なんだかんだで母も俺と同じくらい父が大好きなのだ。
いつだったか俺の頬をツンツンとつつきながら、『このまん丸な可愛いホッペが私にもあったら、あの人ももっと私に構ってくれるのかしら』と悩ましげに溜め息を吐かれた事があった。
幼い自分はそれで母が父を大好きな事を知り、嬉しくなって二人が仲良くできるようこっそり使用人達と応援したものだ。
その結果、下に弟妹ができた。
使用人達はキャッキャと喜んでいたし、二人がラブラブなのを見るのも嬉しかった。
それに下の弟妹達を見守るのは俺的にも前世の夢を叶えているようで嬉しかったんだ。

主人とその子の成長を見守る。
その時間は魔剣として過ごした頃となんら変わらない。愛しい時間だった。
幸せな家族。
その中に自分が含まれているのが不思議だったけど、素直に幸せだと感じていた。
だからきっと、余計にその幸せを壊しそうなルシアンに警戒していたんだと思う。
前世での仇敵が接触してきてわざわざ正体まで晒してきたんだ。警戒しない方がおかしい。

なのにルシアンは純粋に俺が好きだから転生してまで追ってきてくれた。
敵将の持つ魔剣に惚れ込んで、命懸けで叩き折って一緒に転生って…どれだけ一途なんだって話だ。

『カイ。

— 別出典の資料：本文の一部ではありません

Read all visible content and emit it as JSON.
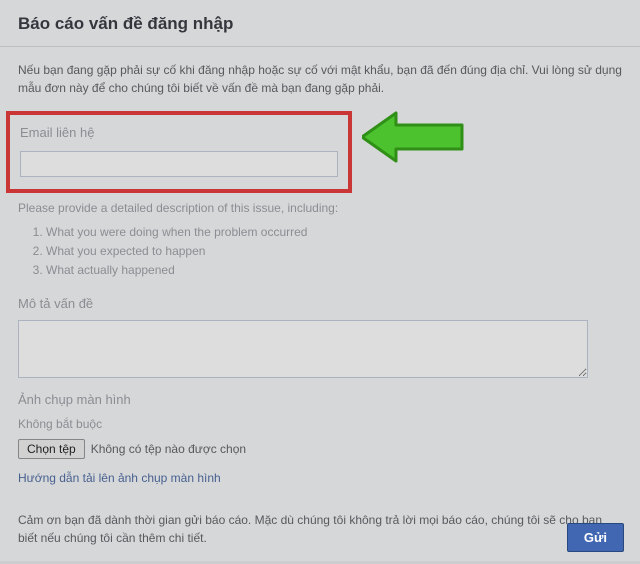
{
  "header": {
    "title": "Báo cáo vấn đề đăng nhập"
  },
  "intro": "Nếu bạn đang gặp phải sự cố khi đăng nhập hoặc sự cố với mật khẩu, bạn đã đến đúng địa chỉ. Vui lòng sử dụng mẫu đơn này để cho chúng tôi biết về vấn đề mà bạn đang gặp phải.",
  "email": {
    "label": "Email liên hệ",
    "value": ""
  },
  "detail_prompt": "Please provide a detailed description of this issue, including:",
  "detail_items": [
    "What you were doing when the problem occurred",
    "What you expected to happen",
    "What actually happened"
  ],
  "describe": {
    "label": "Mô tả vấn đề",
    "value": ""
  },
  "screenshot": {
    "label": "Ảnh chụp màn hình",
    "optional": "Không bắt buộc",
    "button": "Chọn tệp",
    "status": "Không có tệp nào được chọn",
    "guide_link": "Hướng dẫn tải lên ảnh chụp màn hình"
  },
  "thanks": "Cảm ơn bạn đã dành thời gian gửi báo cáo. Mặc dù chúng tôi không trả lời mọi báo cáo, chúng tôi sẽ cho bạn biết nếu chúng tôi cần thêm chi tiết.",
  "submit": "Gửi"
}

愛してる』

最後に抱いてもらった時に何度も愛おしげにそう言われた。
その言葉に嘘なんて一つもなかった。
ルシアンにあるのはいつだって俺が欲しいという強い想い。

「ルシィ……」

思い出すのはちょっぴり意地悪なルシアンの笑み。

────恋しい。

こんな気持ちはこれまで知らなかった。
胸が痛くて、思い出す度に涙が滲む。

愛されたい。
魔剣として振るってもらうことは叶わなくても、自分を使って欲しいと言う欲が湧いて止められなかった。

「会いたい…」

18になれば…それまで我慢すれば、きっとルシアンはどんな手を使ってでも俺と結婚に持ち込むはず。
でもそれまで俺自身が耐えられる気がしなかった。
三年。いや誕生日がももうすぐそこだから後二年か。
それでも長い。

「二年も待てない…待てないよ、ルシィ」

魔剣の姿ならどんなに離れていても主人が呼べばその場に顕現する事ができたけど、それが今のこの姿でもできるとは限らない。
ルシアンだってきっと試そうとはしないだろう。
とは言え二年も会わないなんて絶対に無理だ。
頑張って半年くらいではないだろうか?

(俺から会いに行こう)

向こうが来れないのならこっちから行くしかない。

幸い実家から離れて心は落ち着いてきたし、食事も少しずつ摂れるようになってきている。
まずは体調を整え、目標を立ててなんとか自力でルシアンのところへ行こう。

(待っててくれ。ルシアン)

必ず会いに行く。
そう強く思いながら、俺はやっと前を向くことができたのだった。